Аид садится, но не совсем рядом со мной.

— Этот мир не так прекрасен, как ты думаешь.

— Тогда зачем оставаться здесь?

— Прости?

— Почему бы не уйти? Передай эту роль кому-нибудь другому… если можешь?

— Что? Бросить свою огненную корону и бежать в мир смертных? Это вызовет настоящий скандал. Может быть, я так и сделаю.

Я моргаю, глядя на него.

— У тебя действительно есть огненная корона?

Он криво ухмыляется, щелкая пальцами. Пламя вспыхивает на его голове. Я кричу, немедленно бросаясь вперед, чтобы потушить его. Аид смеется, хватая меня за запястья.

— Сефи, расслабься, это всего лишь иллюзия.

Я перестаю кричать.

— О. Конечно. В этом есть смысл.

Он все еще улыбается.

— Ты пыталась затушить меня.

— Автоматическая реакция. Это не значит, что ты мне нравишься или что-то в этом роде.

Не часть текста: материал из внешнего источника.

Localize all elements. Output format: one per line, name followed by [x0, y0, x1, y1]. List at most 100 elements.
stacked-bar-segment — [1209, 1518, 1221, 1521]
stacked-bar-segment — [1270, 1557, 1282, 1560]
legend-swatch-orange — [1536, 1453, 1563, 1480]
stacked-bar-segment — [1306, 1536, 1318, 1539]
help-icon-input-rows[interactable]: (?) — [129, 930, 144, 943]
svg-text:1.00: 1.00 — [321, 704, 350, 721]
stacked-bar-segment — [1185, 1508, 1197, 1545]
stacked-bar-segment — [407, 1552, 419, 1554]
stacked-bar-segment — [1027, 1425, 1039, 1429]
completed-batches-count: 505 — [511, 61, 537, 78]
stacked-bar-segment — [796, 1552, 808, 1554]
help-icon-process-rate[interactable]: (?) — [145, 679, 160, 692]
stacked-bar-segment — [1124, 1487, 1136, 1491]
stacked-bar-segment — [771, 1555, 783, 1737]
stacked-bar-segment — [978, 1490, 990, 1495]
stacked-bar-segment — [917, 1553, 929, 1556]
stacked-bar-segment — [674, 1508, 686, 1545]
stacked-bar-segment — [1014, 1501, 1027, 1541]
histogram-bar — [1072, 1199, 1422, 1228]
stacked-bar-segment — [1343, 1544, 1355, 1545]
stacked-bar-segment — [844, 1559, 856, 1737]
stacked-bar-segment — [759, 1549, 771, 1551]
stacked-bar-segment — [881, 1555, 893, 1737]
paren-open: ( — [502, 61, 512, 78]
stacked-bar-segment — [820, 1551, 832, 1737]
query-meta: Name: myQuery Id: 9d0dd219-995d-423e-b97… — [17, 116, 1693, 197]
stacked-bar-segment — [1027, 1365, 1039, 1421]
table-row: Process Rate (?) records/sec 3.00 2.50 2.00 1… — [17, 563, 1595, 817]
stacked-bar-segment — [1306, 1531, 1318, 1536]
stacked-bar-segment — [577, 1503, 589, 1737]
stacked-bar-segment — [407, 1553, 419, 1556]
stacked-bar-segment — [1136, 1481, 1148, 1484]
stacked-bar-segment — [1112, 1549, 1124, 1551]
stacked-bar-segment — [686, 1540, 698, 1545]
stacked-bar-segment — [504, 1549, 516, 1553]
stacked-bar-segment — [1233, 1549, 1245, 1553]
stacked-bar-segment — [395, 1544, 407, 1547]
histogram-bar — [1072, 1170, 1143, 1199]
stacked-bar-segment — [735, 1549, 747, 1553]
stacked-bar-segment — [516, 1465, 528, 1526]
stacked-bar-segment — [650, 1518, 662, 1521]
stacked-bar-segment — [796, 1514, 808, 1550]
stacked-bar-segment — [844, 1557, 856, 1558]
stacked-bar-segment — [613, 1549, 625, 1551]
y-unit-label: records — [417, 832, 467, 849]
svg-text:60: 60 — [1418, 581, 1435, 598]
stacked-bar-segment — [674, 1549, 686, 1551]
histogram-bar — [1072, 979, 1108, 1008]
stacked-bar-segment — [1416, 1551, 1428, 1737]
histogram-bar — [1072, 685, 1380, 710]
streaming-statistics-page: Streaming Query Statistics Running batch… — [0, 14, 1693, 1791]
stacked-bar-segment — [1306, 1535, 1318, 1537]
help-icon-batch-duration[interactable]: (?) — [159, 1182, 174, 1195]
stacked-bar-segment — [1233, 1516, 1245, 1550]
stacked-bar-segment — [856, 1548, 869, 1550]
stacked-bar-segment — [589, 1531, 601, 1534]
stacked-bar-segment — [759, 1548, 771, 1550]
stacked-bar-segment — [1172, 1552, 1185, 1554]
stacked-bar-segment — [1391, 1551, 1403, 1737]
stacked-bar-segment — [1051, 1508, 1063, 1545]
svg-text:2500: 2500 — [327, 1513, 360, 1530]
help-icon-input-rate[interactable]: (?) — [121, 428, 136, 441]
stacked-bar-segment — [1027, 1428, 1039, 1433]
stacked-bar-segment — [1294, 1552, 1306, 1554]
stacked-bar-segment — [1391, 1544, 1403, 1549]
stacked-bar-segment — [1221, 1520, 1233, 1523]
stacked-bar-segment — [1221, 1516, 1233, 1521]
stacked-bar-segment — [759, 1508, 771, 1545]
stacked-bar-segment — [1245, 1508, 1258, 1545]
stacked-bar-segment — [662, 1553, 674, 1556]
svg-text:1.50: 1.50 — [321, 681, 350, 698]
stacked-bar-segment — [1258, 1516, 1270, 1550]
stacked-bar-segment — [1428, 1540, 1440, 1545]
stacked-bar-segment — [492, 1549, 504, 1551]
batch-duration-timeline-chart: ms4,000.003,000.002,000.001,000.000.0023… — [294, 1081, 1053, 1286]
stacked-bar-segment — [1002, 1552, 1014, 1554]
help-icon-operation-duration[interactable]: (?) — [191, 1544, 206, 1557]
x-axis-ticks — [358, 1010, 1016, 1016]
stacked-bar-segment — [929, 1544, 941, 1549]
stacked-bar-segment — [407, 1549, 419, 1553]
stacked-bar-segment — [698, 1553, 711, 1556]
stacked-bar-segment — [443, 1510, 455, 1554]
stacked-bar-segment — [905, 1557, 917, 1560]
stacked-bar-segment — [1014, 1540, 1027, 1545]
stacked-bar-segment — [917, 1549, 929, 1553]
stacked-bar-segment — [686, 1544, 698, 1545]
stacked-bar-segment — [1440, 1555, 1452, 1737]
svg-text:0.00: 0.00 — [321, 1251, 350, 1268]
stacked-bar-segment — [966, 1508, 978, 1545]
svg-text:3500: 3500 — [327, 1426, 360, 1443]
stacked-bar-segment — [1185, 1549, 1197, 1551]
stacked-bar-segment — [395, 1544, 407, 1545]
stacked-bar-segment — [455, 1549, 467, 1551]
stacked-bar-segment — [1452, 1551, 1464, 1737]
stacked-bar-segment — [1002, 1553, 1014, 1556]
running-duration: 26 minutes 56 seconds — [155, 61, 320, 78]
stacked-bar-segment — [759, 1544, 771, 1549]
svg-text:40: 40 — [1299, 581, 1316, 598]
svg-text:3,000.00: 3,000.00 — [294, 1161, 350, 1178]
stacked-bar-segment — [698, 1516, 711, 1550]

— Конечно, — говорит он, его слабая улыбка меркнет.

— Ты назвал меня Сефи.

— Просто с языка сорвалось. Это не значит, что я… — его голос затихает, потому что дальше была бы ложь. Вместо этого он стонет. — Черт возьми, женщина.

Я хихикаю, щелкая его по груди. Она твердая, как скала.

— Много времени ты провел в мире смертных?

Он делает паузу.

— Не так много, как хотелось бы.

— Что ты там делаешь?

— Много чего. Гуляю среди людей и деревьев, прислушиваюсь к другим жизням, пробую местные деликатесы, смотрю фильмы смертных. Познаю необычное в обычном.

Я улыбаюсь.

— В твоих устах все звучит так красиво.

— Обычное может стать красивым, если уделишь ему достаточно внимания.

— А… что ты делаешь здесь? Для развлечения? Ты ведь не постоянно загружен. Как сейчас. Что ты делаешь, когда не выслеживаешь воров душ?

— Смотрю пугающее количество дневных кулинарных шоу.

— Будь серьезнее!

— Я не могу лгать.

— Но на… на чем?

Его глаза расширяются.

— О, — произносит он, — я тебе не рассказывал.

— Рассказывал, что?

— Идем, — говорит он. — Следуй за мной.

Он берет меня за руку и приводит в комнату, в которой ничего нет, кроме единственного зеркала и неудобного шезлонга.

— Это зеркало может показать тебе…?

— Что угодно? — ахаю я.

Он сверкает глазами.

— Нет, не что угодно. Что-нибудь публичное. Оно не может показать тебе, что происходит в домах людей. Такие дома действительно существуют, но считаются темной магией. Не совсем запрещенной, но… неодобрительной.